9 décembre 2012.
Alex a voulu regarder mes dessins. C'est la première personne avec qui je fais ça. Il n'est pas simplement entré dans ma chambre pour jeter un regard d'ensemble.
Non. Il a regardé les pages, mes feuilles volantes, mes projets plus poussés, mes expérimentations avec l'aquarelle, l'encre de chine... il a dit ce qu'il aimait, pas ce qu'il n'aimait pas, il m'a complimenté et a montré ses préférés à Heidi. La gamine m'a demandé si je pouvais lui dessiner quelque chose.
J'ai un peu paniqué, alors j'ai esquissé un nuage triste qui pleuvait sur une marguerite. Elle a adoré. La famille d'Alexy a l'air de bien m'aimer.
Heidi me raconte toujours ses commérages de l'école et du judo. Elle me confie des choses qu'elle ne dit pas à Alexy. Aujourd'hui, elle était triste parce que le mec dont elle est amoureuse n'aime pas ses tâches de rousseurs. Il dit que c'est moche et qu'on dirait qu'elle a bronzé derrière une passoire.
Heidi ne se maquille pas mais elle aimerait bien, juste pour qu'il puisse enfin la trouver jolie.
J'aurais du lui dire. Lui dire que le maquillage, c'est sympa pour un temps mais qu'au final, ça n'aide pas à se rendre plus jolie. Ca aide à rendre son visage plus tolérable face au miroir. J'aurais du lui dire que le maquillage, c'est jouer avec les couleurs et la forme de son visage. J'aurais du lui dire qu'à treize ans, on est trop jeune pour s'inquiéter de la beauté de son visage. J'aurais du lui dire que je la trouvais adorable avec ses tâches de rousseur.

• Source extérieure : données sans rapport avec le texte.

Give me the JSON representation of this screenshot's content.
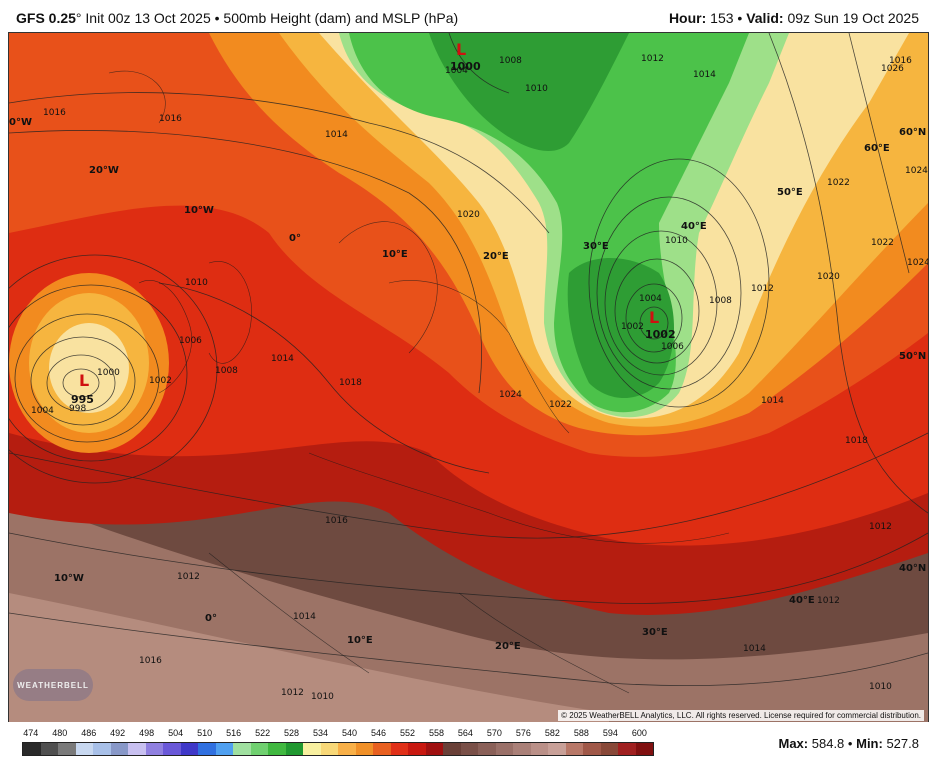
{
  "header": {
    "model": "GFS 0.25",
    "degree_symbol": "°",
    "init": "Init 00z 13 Oct 2025",
    "separator": "•",
    "product": "500mb Height (dam) and MSLP (hPa)",
    "hour_label": "Hour:",
    "hour_value": "153",
    "valid_label": "Valid:",
    "valid_value": "09z Sun 19 Oct 2025"
  },
  "map": {
    "lows": [
      {
        "symbol": "L",
        "value": "995"
      },
      {
        "symbol": "L",
        "value": "1002"
      },
      {
        "symbol": "L",
        "value": "1000"
      }
    ],
    "lon_labels": [
      "20°W",
      "10°W",
      "0°",
      "10°E",
      "20°E",
      "30°E",
      "40°E",
      "50°E",
      "60°E",
      "0°W",
      "10°W",
      "0°",
      "10°E",
      "20°E",
      "30°E",
      "40°E"
    ],
    "lat_labels": [
      "60°N",
      "50°N",
      "40°N"
    ],
    "isobars": [
      "1016",
      "1016",
      "1014",
      "1010",
      "1006",
      "1008",
      "1002",
      "1000",
      "998",
      "1004",
      "1014",
      "1018",
      "1020",
      "1022",
      "1024",
      "1026",
      "1024",
      "1022",
      "1020",
      "1010",
      "1008",
      "1012",
      "1010",
      "1014",
      "1022",
      "1024",
      "1018",
      "1012",
      "1016",
      "1012",
      "1014",
      "1012",
      "1010",
      "1016",
      "1014",
      "1012",
      "1010",
      "1002",
      "1004",
      "1006",
      "1004",
      "1008",
      "1012",
      "1014",
      "1016"
    ],
    "copyright": "© 2025 WeatherBELL Analytics, LLC. All rights reserved. License required for commercial distribution.",
    "logo_text": "WEATHERBELL",
    "colors": {
      "red_dark": "#b51d10",
      "red": "#de2d12",
      "orange_red": "#e8511a",
      "orange": "#f28b1f",
      "light_orange": "#f6b53f",
      "yellow": "#f9e2a0",
      "green_light": "#9ee089",
      "green": "#4cc24a",
      "green_dark": "#2e9d34",
      "brown": "#6e4a40",
      "brown_light": "#9c7366",
      "brown_dark": "#4e342c"
    }
  },
  "legend": {
    "labels": [
      "474",
      "480",
      "486",
      "492",
      "498",
      "504",
      "510",
      "516",
      "522",
      "528",
      "534",
      "540",
      "546",
      "552",
      "558",
      "564",
      "570",
      "576",
      "582",
      "588",
      "594",
      "600"
    ],
    "colors": [
      "#2a2a2a",
      "#505050",
      "#7a7a7a",
      "#c8d8f0",
      "#a8c0e8",
      "#8898c8",
      "#c8c0f0",
      "#9080e0",
      "#6a58d8",
      "#3f38c8",
      "#3070e0",
      "#50a0f0",
      "#a0e0a0",
      "#70d070",
      "#40b840",
      "#209830",
      "#f8f0a0",
      "#f8d878",
      "#f8b048",
      "#f09028",
      "#e86020",
      "#e03018",
      "#c81810",
      "#a01010",
      "#6a4038",
      "#7a5048",
      "#8a6058",
      "#9a7068",
      "#aa8078",
      "#ba9088",
      "#c8a098",
      "#b87868",
      "#a05848",
      "#884838",
      "#a02020",
      "#801010"
    ],
    "max_label": "Max:",
    "max_value": "584.8",
    "min_label": "Min:",
    "min_value": "527.8"
  }
}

Mais à la place, j'ai sorti ma trousse de maquillage et je lui ai proposé un atelier.
Je me sens tellement conne. J'ai regardé une gamine en détresse et je l'ai laissée se noyer. Je lui ai fait essayer le rouge à lèvres de mon anniversaire, je lui ai prêté mon mascara et mes fards à paupières. Elle a pris les plus clairs pour les étaler sur ses joues et a semblé satisfaite. J'ai cru que j'allais pleurer.
Après, elle a voulu maquiller Alexy. Il était très beau, comme ça, et a semblé très satisfait de voir que le vert pomme sur les paupières lui allait à merveille.
Les parents d'Alex m'aiment bien, aussi. Sa mère s'est intéressée à moi. Elle m'a posé des questions sur l'art. En fait, on en a vraiment beaucoup parlé. Elle m'a demandé pourquoi je ne partais pas dans une filière artistique. Peut-être que je pourrais essayer les Beaux-Arts. Peut-être le graphisme. Peut-être qu'en fait, je pouvais juste faire autre chose qu'une fac pour faire plaisir à maman.
Son père aussi était gentil. Il racontait des tas d'anecdotes sur ses enfants. Avant, ils vivaient sur La Rochelle, mais il avait été muté dans le charmant village à une demie-heure en voiture. Il m'a même proposé de m'y emmener une fois, vu que je n'y ai jamais été.
J'ai dormi dans le même lit qu'Alexy. Ca ne nous a pas dérangé. Je lui fais confiance. C'est étonnant, mais je crois que je n'ai jamais fait confiance comme ça à quelqu'un. On a papoté pendant une heure, dans le noir, et c'était très chouette.
Jusqu'à ce que les cris fendent nos confidences. Que depuis le lit, nous entendions les disputes de ses parent. J'avais déjà entendu mes parents se disputer, mais cette fois-là, c'était violent. Glaçant. Les insultes fusaient et ils n'essayaient même pas d'être discrets. Ils étaient juste terrifiants de violence.
Alexy semblait en avoir l'habitude. Il avait un silence las. Dans le noir, j'ai vu une larme briller sur sa joue. J'ai pris mon téléphone, mes écouteurs, j'ai lancé sa chanson préférée et nous nous sommes enlacés pour étouffer ces cris. C'était le moment le plus intime que j'ai vécu avec quelqu'un qui n'était pas Louise.
nb : bonne année dans une ambiance phénoménale encore.